I don't know. I'm fine with it not being a range and leaving it up to the
programmer, but part of the point here is that the programmer needs to
understand Unicode well enough to be able to do the right thing in cases
like this or they're screwed anyway. And if strings (of any variety) operate
as ranges of code units by default, the fact that there's a problem when
someone screws it up is going to be a lot more obvious.

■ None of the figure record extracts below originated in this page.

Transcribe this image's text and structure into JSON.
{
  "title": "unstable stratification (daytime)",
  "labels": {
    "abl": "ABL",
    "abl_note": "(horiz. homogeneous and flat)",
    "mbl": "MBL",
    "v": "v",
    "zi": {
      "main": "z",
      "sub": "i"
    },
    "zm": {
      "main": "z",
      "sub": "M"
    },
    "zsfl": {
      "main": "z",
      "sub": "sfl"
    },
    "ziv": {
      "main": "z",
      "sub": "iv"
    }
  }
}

Forcing people to call a function like by!char or by!dchar still requires
that they deal with all of this. It just makes it explicit. And that's not
necessarily a bad idea, but if someone is going to be confused by something
like split splitting in the middle of code points, they're going to be in
trouble with the bu function anyway.

> The idea of adding overloads was to introduce a bit of
> user-convenience, s.t. they don't have to say
>
> readText("foo".rcstring.by!char)
>
> all the time.

The wouldn't be doing anything that verbose anyway. In that case, you'd just
pass the string literal. At most, they'd be doing something like

readText(str.by!char);

And of course, readText is definitely _not_ @nogc. But regardless, these are
functions that are designed to be generic and take ranges of characters
rather than strings, and adding overloads for specific types just because we
don't want to call the function to get a range over them seems like it's
going in totally the wrong direction. It means adding a lot of overloads,
and we already have quite a mess thanks to all of the special-casing that we
have to avoid auto-decoding without getting into adding yet another set of
overloads for rcstring. We've put in the effort to genericize these
functions and make many of these functions work with ranges of characters
rather than strings, and I really don't think that we should start adding
overloads for specific string types just because we don't want to treat them
as ranges directly.

I'd honestly rather see an rcstring type that was just treated as a range of
char than see us adding overloads for rcstring. That's what arrays of char
should have been treated as in the first place, and we already have to do
stuff like byCodeUnit for strings anyway, so having to do by!char or
by!dchar really doesn't seem like a big deal to me - especially if the
alternative is adding a bunch of overloads.

- Jonathan M Davis